Living things are non-linear things, but non-living things maintain themselves by employing reference points. These reference points are encoded in digital form for robustness. If this were not true, then the chaotic nature of continuous systems will take over.
Our greatest bias and this comes from physics is the notion that the universe is continuous. But as we examine it at shorter distances, the discrete implicate order incessantly perturbs this belief.
We are after all, creatures of habits and it's only the revolutionaries who are able to break these habits. But what's the worse kind of mental habit? The firstness of this is to see the world only as things, the secondness is to see the world only as dualities...
the thirdness is to see reality as unchanging. Homo sapiens have lived on this earth for 20,000 generations. We can trace our lack of progress as a consequence of these mental crutches. Things, dualities and the status quo are what prevent us from progress.
These are all discrete things, it is these discrete things that keep things the same. It is these discrete things that keep order. These are the local minima that keep us from making progress. But it is also these local minima that give us a base camp.
The interesting about discrete things is that there a no tensions or conflicts. But it is tension and conflict that drive progress. We can only express the semantics of tension and conflict in terms of continuity.
Between two extremes of a duality exists whatever is in the middle. The stuff that the excluded middle of logic ignores entirely. If we habitually think only of dualities, we habitually ignore the third thing that is always there.
If there are two extremes, there is a third thing that is tension. It is in this tension that you have dynamics.
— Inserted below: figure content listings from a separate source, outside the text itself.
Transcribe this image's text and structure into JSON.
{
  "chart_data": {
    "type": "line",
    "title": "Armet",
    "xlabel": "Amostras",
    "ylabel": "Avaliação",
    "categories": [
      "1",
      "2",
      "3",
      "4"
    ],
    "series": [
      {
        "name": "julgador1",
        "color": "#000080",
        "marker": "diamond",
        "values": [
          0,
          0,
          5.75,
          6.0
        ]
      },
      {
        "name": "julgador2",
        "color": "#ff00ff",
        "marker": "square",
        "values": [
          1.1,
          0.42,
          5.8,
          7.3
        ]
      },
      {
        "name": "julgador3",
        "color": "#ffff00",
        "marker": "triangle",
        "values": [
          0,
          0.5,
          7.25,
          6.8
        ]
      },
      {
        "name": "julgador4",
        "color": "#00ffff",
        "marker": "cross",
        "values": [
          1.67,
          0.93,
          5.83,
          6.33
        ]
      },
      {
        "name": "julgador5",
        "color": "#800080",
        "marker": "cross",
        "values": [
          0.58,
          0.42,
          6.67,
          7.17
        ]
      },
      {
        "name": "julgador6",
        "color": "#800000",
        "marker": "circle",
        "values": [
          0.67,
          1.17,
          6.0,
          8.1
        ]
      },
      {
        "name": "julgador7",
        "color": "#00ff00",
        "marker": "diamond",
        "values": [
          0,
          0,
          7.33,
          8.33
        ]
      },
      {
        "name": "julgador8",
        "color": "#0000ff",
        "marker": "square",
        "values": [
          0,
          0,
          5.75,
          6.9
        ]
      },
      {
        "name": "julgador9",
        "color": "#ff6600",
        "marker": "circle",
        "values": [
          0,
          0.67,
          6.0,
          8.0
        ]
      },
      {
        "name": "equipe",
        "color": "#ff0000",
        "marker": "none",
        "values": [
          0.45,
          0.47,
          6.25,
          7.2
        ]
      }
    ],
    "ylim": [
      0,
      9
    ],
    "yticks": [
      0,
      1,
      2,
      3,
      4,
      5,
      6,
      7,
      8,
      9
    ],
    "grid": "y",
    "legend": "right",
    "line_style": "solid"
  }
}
Absent any tension then there's static. In short, deadness. Our dualistic thinking forces us to device models of dead things.
Dead things are things in equilibrium. Things where the central limit theorem holds. Prigogine argued that living things are far from equilibrium. What he should have said was that living things are in constant tension and conflict.
So to make progress in understanding our complex world we must embrace the language of processes, triadic thinking and dynamics. That is, to break our habits we must use methods that do break habits.